Unlike previous studies, which focus on the reconstruction of a pan-Mesoamerican cosmological model, Reshaping the World shows how the movement of people, ideas, and objects in New Spain and neighboring regions produced a deep reconfiguration of Prehispanic cosmological and social structures, enriching them with new conceptions of space and time. The volume exposes the reciprocal influences of Mesoamerican and European theologies during the colonial era, offering expansive new ways of understanding Mesoamerican models of the cosmos.
Contributors:
Sergio Botta, Ana Díaz, Kerry Hull, Katarzyna Mikulska, Johannes Neurath, Jesper Nielsen, Toke Sellner Reunert†, David Tavárez, Alexander Tokovinine, Gabrielle Vail
‘This well-researched volume demonstrates persuasively that Mesoamerican cultures varied considerably with regard to their notions of the cosmos. . . . A refreshing departure from much of the scholarship produced in the last century that should serve as a model for future researchers.’

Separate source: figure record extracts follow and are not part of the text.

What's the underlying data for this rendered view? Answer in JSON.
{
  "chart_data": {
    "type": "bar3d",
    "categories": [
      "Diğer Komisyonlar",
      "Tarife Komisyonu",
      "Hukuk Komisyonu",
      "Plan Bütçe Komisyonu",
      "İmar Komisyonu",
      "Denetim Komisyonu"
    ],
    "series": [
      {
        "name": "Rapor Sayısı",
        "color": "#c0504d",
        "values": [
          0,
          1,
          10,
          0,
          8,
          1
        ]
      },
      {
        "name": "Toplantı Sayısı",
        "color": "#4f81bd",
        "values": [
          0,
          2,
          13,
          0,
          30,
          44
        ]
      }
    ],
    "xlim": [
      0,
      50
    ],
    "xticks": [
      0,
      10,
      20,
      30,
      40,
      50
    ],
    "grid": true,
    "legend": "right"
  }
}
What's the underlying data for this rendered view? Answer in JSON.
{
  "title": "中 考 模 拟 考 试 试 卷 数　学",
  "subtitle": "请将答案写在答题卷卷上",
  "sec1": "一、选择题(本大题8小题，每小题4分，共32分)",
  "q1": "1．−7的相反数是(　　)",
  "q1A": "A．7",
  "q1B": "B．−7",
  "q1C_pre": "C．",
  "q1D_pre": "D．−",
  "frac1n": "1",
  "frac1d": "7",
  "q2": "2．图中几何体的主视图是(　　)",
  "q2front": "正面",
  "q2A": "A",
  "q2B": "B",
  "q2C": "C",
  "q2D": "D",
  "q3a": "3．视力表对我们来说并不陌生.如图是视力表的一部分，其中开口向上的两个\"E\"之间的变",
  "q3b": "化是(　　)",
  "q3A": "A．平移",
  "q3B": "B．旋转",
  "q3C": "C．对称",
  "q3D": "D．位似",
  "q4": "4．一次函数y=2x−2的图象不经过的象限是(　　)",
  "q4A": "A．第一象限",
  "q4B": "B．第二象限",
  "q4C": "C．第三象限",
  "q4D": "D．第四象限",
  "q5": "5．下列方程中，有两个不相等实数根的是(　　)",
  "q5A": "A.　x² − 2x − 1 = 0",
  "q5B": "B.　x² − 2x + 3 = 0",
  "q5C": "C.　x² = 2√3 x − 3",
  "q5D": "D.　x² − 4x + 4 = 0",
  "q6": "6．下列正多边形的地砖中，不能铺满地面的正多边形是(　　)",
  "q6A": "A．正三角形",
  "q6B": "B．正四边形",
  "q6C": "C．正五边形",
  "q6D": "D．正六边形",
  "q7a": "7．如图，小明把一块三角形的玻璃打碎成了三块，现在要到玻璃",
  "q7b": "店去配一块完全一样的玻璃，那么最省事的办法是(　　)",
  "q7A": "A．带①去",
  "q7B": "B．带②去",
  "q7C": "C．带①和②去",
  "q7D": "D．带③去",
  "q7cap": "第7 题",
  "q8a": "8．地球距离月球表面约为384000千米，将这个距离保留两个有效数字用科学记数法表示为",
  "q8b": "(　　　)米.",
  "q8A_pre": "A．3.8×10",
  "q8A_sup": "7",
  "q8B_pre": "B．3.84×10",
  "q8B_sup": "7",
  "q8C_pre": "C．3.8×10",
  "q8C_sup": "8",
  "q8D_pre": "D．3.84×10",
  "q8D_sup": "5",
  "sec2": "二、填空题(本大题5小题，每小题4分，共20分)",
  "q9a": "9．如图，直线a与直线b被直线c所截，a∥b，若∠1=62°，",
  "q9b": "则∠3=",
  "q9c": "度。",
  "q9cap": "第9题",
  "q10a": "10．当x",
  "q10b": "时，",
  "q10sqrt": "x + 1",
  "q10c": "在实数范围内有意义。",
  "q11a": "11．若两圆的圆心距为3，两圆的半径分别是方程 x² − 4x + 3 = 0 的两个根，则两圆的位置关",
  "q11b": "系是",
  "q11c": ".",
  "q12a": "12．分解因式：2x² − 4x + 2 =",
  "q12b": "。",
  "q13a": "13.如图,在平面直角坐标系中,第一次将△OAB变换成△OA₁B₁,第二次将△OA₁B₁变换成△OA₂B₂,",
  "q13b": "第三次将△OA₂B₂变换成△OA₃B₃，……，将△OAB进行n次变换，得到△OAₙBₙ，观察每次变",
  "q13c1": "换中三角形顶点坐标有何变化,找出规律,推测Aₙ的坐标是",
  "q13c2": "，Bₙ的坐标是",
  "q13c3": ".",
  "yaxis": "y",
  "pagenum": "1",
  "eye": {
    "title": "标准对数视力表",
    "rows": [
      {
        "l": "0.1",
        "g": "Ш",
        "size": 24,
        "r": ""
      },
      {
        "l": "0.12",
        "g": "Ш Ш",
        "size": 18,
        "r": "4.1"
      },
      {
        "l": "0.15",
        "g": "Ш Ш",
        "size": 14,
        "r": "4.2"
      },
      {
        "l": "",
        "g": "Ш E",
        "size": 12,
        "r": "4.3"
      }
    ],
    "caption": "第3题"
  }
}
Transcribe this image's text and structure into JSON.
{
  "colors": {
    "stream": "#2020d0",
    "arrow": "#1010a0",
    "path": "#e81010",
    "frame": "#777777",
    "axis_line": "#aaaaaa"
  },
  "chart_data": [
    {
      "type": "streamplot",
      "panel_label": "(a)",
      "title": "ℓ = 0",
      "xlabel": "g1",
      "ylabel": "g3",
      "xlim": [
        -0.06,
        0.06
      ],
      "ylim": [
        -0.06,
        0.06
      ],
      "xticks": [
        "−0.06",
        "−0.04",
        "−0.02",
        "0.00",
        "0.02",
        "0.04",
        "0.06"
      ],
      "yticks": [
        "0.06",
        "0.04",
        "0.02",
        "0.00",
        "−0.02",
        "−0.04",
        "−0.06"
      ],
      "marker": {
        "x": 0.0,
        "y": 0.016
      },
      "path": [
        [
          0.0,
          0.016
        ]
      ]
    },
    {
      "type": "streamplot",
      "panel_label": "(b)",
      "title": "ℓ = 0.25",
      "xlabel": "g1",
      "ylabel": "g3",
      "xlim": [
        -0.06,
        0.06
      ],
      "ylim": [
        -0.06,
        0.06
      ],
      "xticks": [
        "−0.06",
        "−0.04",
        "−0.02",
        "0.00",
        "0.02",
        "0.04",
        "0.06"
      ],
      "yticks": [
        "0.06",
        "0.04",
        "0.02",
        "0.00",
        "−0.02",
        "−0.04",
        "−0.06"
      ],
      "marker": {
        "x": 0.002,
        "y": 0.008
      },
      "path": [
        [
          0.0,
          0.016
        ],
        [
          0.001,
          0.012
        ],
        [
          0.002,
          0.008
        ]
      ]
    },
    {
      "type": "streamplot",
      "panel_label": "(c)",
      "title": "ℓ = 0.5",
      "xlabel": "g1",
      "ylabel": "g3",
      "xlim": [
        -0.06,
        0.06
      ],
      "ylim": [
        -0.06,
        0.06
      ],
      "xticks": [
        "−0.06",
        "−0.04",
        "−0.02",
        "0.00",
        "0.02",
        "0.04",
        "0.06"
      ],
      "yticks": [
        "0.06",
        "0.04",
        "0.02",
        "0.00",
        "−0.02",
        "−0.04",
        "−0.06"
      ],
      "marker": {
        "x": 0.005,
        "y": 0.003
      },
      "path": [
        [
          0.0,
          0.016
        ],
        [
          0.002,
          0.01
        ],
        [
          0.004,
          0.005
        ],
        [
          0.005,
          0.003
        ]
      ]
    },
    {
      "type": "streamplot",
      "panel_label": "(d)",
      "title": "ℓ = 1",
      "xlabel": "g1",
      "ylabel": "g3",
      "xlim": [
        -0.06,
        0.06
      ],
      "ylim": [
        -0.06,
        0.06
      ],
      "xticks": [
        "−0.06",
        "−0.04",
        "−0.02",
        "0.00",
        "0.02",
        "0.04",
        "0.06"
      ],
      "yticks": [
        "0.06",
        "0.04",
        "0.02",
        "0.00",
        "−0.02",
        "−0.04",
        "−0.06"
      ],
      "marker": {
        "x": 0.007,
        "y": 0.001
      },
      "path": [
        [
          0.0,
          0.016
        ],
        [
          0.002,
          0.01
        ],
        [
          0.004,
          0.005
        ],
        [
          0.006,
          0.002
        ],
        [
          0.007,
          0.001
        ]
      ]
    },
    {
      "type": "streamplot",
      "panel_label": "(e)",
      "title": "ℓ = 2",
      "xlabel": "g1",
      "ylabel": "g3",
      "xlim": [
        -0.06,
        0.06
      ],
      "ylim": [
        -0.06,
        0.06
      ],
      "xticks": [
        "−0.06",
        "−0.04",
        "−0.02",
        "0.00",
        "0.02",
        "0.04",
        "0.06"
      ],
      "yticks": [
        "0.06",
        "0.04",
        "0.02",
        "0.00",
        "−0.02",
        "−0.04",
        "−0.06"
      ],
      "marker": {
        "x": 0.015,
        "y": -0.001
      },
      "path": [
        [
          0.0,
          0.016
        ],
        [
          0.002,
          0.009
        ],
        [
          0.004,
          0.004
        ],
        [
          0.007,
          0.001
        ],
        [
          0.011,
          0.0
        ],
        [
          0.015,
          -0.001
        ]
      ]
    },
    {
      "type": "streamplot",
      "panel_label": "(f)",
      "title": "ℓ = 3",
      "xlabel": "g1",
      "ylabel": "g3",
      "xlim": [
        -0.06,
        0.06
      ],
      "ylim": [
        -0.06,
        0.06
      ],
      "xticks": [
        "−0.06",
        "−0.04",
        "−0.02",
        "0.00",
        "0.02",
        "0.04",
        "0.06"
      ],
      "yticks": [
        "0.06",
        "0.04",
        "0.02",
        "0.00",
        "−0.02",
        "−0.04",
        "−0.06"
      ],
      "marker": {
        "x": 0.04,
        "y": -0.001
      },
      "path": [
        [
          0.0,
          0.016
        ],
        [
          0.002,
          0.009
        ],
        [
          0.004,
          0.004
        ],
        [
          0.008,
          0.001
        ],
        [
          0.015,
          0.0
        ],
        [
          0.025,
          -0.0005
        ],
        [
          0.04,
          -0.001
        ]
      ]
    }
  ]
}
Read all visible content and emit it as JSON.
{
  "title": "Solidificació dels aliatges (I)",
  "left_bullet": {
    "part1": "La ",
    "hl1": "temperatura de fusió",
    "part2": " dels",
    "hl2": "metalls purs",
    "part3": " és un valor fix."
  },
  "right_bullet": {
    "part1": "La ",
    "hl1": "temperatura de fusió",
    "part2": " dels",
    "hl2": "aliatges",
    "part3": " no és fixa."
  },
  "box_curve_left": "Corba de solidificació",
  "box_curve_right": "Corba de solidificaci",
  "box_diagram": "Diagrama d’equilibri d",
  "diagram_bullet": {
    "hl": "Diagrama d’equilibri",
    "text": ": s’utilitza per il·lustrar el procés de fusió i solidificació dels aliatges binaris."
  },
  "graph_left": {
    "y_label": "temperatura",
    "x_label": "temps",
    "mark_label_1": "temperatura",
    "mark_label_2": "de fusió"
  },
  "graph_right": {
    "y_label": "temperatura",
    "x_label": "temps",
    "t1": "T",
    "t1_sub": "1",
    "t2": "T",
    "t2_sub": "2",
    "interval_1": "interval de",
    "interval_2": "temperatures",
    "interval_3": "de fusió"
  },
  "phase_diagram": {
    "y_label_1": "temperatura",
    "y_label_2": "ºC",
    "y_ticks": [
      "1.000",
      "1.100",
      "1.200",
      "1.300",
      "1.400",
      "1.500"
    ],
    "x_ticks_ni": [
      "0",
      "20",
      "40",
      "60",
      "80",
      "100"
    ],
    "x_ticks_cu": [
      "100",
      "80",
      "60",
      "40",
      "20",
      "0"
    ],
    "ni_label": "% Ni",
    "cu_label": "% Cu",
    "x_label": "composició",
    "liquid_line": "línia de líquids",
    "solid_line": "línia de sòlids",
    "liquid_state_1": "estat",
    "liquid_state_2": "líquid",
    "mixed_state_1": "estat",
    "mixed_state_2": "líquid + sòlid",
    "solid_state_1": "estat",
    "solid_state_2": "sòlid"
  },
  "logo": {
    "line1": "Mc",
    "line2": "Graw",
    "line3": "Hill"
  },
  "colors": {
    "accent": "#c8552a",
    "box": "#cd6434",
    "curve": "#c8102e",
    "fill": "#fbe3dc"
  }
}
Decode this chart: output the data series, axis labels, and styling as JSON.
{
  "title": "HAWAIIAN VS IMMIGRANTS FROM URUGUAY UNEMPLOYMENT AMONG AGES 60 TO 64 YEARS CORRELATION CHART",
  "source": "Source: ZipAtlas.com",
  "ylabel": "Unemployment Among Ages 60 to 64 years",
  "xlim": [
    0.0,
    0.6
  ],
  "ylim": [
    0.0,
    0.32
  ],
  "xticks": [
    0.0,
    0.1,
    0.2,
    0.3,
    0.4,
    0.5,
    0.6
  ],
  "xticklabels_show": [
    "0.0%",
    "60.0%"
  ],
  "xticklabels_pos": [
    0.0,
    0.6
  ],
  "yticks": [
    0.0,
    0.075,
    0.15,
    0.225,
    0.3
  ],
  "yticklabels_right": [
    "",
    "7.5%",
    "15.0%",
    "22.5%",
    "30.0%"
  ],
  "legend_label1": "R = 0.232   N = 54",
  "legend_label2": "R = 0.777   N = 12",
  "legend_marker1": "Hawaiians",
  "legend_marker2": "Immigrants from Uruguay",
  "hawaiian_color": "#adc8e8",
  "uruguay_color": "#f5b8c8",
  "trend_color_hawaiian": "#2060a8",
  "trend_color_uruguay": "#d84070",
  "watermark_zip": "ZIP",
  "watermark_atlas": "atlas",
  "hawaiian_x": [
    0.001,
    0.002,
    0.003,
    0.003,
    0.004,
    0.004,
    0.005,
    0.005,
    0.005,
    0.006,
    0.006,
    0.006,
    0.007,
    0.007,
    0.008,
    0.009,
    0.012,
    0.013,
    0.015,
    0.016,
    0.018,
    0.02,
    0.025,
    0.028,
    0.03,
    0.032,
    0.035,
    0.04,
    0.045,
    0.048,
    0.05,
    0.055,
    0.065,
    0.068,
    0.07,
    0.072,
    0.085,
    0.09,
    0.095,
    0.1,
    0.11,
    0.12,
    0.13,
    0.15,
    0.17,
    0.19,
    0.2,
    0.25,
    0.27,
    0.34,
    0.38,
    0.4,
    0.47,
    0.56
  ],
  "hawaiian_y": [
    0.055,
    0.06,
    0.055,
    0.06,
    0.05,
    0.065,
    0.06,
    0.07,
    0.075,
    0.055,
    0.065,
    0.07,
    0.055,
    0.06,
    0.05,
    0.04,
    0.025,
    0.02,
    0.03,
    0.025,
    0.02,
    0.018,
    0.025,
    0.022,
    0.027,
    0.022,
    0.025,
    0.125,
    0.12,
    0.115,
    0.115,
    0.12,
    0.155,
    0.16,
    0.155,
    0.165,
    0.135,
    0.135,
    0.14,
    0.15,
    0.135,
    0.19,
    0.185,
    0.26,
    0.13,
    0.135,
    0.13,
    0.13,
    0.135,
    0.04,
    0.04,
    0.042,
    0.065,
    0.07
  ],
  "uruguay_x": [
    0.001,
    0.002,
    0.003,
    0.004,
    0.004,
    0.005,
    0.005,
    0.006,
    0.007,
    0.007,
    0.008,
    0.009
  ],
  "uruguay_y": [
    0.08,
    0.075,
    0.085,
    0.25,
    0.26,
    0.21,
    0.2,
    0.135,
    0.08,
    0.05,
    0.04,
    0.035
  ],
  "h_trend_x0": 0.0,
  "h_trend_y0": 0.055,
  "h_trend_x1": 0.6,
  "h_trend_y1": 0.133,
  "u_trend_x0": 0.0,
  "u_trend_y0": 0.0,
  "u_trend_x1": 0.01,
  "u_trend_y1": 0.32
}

—Allen J. Christenson, Brigham Young University
'Like all well-coordinated edited volumes, these essays resonate with one another, especially in their attention to language and ritual performance. With its rich body of evidence and sharp analyses, this work breaks down the rigid boundaries between cosmologies, chronology, and cultures in Mesoamerica.'
—Hispanic American Historical Review
'A rigorous intellectual adventure that presents us with nuanced and diverse ways of understanding Mesoamerican cosmologies.'
—Colonial Latin American Review
'Reshaping the World is an important and valuable resource. . . . Recommend[ed] for anyone who does, or aspires to do, professional work in the ancient or modern indigenous societies of the region, but the problems it investigates are especially salient for art historians and museum professionals.'
—Antiquity
Ana Díaz is associate professor at the Institute for Research in Aesthetics at National Autonomous University of Mexico (UNAM), where she lectures on indigenous art history and Mesoamerican studies. She is the author of El cuerpo del tiempo: cosmología y tradiciones cronográficas del centro de México and El maíz se sienta para platicar: Códices y formas de conocimiento nahua, más allá del mundo de los libros and editor of Cielos e inframundos: Una revisión de las cosmologías mesoamericanas.